The rider told cops he was floating near E. 29th Street around 5:25 pm when the goon hopped in front of him, blocking his path.

The hoverboarder crossed the street to go around him, but the punk followed, demanded the psuedo-scooter, and punched him in the face, knocking him off the board, cops allege. The thief grabbed his Swagway X9 and fled on foot, police said.

Robbed on Avenue U

A gun-toting villain demanded a man’s wallet on Avenue U on Dec. 10, a police report said.

The victim was near McDonald Avenue around 6:20 pm when the ruffian approached him, pointed to a handgun in his waistband, and told him to “give me that f------ wallet,” according to the police report.

The victim complied, handing over his wallet with $200 in cash, a license, and credit card inside, police said.

Slasher

Someone broke into a private lot on Avenue X overnight on Dec. 11, stealing tools and slashing tires, according to police.

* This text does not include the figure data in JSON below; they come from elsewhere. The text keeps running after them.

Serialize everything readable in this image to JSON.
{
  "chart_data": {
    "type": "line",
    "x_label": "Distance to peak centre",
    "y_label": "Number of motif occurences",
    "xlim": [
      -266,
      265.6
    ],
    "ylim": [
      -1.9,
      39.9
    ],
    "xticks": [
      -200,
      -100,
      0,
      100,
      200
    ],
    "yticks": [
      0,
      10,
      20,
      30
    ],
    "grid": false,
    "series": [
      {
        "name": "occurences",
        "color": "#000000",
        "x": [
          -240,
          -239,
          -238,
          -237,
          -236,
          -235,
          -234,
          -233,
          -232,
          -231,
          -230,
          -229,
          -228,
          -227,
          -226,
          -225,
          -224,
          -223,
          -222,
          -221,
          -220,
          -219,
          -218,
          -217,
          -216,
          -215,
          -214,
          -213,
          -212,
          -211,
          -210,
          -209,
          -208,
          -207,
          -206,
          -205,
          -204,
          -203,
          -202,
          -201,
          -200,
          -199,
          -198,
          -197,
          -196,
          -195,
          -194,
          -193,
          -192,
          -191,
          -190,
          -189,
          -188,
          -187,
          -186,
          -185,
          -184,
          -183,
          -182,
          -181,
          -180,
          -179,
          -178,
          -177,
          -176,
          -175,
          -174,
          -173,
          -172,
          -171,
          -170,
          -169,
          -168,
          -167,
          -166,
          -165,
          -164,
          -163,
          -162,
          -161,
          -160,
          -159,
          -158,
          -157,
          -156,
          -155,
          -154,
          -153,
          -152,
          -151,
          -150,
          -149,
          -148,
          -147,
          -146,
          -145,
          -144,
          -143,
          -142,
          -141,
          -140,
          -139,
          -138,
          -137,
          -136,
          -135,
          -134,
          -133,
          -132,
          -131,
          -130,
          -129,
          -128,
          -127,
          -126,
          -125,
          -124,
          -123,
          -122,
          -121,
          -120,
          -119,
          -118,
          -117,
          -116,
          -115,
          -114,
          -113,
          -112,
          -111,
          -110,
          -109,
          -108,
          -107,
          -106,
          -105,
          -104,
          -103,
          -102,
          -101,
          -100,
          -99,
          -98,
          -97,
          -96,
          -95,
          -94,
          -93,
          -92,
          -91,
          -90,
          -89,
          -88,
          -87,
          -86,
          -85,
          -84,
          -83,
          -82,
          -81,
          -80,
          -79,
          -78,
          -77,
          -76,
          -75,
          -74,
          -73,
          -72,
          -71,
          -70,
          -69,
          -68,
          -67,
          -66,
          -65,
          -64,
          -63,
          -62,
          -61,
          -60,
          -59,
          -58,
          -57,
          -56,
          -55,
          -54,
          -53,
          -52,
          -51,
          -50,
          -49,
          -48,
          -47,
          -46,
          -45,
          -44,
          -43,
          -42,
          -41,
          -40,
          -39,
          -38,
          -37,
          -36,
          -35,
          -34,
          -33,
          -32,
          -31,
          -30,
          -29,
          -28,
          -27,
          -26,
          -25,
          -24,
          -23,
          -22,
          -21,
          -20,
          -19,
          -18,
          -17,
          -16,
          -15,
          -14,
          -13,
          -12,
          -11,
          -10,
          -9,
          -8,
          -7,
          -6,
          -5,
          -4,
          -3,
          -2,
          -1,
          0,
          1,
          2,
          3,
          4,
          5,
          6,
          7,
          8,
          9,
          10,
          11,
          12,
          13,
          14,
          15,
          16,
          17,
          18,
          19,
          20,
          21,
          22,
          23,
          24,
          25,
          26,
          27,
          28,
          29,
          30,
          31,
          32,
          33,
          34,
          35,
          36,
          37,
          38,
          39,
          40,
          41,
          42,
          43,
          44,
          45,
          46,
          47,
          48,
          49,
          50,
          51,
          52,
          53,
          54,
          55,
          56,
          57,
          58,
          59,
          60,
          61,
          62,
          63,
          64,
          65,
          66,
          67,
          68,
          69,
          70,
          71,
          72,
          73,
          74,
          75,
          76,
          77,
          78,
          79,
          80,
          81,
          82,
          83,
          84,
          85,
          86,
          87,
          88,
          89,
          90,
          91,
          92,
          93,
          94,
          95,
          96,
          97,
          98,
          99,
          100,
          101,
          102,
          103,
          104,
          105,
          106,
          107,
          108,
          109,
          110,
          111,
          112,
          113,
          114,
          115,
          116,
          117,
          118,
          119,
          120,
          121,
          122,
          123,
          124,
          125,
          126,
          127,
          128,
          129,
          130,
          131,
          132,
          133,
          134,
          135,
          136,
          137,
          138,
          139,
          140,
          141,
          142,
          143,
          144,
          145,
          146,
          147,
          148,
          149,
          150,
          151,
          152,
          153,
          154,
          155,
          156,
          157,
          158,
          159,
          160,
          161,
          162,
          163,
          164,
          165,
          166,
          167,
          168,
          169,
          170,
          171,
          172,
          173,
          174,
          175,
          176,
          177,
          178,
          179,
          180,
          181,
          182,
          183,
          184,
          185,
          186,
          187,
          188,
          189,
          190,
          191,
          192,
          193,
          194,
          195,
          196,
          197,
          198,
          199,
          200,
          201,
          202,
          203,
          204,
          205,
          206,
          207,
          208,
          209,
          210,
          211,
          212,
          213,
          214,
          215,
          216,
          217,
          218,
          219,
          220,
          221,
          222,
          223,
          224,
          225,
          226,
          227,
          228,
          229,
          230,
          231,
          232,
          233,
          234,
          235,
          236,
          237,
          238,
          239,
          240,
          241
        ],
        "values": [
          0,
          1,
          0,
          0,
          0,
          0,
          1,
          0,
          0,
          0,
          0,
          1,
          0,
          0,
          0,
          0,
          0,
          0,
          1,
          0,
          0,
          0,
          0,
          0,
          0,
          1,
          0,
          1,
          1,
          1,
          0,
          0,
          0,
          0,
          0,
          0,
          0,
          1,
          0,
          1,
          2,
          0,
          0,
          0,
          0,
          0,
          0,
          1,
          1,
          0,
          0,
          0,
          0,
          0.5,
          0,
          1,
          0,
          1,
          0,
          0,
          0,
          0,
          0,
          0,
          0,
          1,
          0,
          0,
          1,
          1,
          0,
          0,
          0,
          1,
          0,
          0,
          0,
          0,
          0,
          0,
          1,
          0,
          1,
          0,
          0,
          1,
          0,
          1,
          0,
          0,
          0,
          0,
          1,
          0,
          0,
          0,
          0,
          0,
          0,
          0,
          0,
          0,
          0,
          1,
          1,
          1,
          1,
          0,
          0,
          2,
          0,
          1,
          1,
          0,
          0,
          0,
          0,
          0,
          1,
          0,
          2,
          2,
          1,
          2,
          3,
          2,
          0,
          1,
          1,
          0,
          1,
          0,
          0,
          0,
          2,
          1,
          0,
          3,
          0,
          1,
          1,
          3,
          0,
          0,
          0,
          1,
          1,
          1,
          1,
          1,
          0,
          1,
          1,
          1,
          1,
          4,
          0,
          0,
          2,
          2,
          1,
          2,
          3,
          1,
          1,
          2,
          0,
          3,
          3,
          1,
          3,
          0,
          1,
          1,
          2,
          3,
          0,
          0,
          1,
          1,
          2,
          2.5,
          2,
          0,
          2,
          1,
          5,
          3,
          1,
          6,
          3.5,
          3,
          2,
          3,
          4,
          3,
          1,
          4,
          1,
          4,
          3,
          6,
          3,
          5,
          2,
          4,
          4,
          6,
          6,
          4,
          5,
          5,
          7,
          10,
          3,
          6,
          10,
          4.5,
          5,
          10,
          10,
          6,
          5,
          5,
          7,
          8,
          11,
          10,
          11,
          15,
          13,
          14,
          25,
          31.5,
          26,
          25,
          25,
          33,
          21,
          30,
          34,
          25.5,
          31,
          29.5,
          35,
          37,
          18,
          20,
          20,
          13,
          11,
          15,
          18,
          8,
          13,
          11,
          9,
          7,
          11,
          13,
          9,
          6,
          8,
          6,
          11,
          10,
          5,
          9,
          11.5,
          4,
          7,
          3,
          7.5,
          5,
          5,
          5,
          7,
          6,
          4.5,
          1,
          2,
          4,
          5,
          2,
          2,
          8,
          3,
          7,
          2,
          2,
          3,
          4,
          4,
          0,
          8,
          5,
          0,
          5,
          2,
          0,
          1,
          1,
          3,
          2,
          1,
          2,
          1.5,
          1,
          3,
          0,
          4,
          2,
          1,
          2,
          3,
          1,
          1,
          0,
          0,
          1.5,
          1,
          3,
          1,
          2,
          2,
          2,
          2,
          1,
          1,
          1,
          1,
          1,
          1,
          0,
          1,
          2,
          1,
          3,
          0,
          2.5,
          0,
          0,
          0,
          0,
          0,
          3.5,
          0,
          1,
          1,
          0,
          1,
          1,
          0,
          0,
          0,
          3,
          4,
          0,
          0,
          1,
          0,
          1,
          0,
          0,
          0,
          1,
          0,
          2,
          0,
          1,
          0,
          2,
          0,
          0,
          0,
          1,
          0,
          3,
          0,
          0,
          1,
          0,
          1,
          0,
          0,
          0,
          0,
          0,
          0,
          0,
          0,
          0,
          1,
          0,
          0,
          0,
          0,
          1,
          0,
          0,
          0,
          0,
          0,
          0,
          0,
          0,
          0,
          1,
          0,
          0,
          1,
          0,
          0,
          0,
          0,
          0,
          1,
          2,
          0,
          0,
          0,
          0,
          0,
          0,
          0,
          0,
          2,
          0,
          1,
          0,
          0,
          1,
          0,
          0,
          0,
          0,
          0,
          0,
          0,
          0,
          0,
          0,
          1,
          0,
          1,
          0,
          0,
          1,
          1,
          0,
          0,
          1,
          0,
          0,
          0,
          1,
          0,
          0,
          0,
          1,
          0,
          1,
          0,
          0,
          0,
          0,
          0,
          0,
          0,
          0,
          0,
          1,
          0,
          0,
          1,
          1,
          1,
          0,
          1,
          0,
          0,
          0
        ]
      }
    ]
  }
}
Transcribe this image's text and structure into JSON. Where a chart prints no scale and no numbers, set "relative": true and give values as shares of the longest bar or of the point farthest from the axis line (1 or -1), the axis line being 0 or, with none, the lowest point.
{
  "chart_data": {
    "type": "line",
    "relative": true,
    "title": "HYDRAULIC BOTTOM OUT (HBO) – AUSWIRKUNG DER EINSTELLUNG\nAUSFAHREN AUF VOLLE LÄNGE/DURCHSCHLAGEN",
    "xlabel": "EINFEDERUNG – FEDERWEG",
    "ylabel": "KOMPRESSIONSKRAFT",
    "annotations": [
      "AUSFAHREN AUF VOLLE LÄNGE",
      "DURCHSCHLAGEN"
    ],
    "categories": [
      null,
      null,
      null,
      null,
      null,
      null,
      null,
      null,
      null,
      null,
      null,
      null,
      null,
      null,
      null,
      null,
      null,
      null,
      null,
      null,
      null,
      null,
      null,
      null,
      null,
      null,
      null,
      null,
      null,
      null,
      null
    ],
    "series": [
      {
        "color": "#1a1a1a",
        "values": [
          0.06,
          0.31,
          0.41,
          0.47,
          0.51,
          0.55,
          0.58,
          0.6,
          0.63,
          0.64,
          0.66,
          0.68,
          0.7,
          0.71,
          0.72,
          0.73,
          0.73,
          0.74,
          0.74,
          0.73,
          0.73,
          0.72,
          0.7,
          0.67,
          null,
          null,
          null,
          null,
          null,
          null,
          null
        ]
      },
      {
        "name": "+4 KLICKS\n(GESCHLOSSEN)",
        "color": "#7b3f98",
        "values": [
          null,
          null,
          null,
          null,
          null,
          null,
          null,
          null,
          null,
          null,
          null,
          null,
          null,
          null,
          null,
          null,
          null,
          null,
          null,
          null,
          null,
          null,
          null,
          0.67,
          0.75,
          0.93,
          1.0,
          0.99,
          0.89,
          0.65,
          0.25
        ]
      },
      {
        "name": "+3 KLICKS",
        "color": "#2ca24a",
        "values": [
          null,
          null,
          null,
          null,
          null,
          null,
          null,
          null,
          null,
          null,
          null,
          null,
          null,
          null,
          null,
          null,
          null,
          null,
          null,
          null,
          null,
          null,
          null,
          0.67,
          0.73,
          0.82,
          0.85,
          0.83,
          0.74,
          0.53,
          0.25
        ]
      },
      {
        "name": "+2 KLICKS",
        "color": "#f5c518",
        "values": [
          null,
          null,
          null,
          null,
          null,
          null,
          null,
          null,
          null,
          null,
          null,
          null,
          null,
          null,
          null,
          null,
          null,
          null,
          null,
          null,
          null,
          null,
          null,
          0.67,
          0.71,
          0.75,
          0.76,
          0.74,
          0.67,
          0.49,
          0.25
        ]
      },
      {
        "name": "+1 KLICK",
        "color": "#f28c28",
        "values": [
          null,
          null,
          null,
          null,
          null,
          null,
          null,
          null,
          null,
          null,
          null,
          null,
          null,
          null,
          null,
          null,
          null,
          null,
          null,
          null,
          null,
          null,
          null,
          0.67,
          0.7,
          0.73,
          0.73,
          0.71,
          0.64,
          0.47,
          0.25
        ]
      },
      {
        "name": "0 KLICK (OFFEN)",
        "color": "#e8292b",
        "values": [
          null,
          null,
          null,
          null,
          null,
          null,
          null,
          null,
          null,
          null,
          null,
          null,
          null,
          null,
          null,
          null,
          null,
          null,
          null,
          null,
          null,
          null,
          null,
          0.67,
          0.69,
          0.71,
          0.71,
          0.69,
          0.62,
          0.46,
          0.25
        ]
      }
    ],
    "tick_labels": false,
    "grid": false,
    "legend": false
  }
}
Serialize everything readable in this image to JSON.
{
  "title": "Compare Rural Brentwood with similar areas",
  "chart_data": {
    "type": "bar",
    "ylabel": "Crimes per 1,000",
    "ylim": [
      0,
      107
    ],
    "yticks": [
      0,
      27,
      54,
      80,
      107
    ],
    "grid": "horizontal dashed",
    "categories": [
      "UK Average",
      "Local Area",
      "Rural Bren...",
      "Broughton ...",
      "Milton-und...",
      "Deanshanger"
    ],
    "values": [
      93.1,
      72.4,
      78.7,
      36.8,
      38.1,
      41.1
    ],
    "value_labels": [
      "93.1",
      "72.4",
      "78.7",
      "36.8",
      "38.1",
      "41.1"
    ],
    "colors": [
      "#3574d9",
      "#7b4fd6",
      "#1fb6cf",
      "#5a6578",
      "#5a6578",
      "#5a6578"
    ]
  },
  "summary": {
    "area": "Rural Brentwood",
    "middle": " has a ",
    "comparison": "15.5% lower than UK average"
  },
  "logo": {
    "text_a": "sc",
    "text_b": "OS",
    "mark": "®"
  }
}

The victim told police he parked two personal and two work vehicles at a space near Sheepshead Bay Road at 5:30 pm on Dec. 10 and when he came back the next morning he found someone slashed the tires of all four vehicles.

The fiend also broke open the windows on one of the work trucks and stole brass plumbing pipes and power tools, a police report said.

Almost had him

An intruder made his way into a woman’s garage on Avenue X on Dec. 11 and rummaged through her car before she caught him red-handed, police said.

The woman went out to her garage at her home near E. 23rd Street at around 5:50 pm after a sensor light turned on in her backyard. She noticed an unfamiliar bike in the yard and when she came to the garage she saw a man pop out of her car and head for the nearest fence.

She tried to grab his legs as he went over, but he slithered away with $600, leaving his bike behind.

Quick grab

Some lout stole cash and gadgets from a woman’s Batchelder Street apartment on Dec. 8 — while she was grabbing her mail.

The woman took a trip to the mailroom in her building near Avenue Z around 4:45 pm, but left her apartment door unlocked, according to police. She came back 15 minutes later and saw cash, a laptop, and two cameras were missing, police said.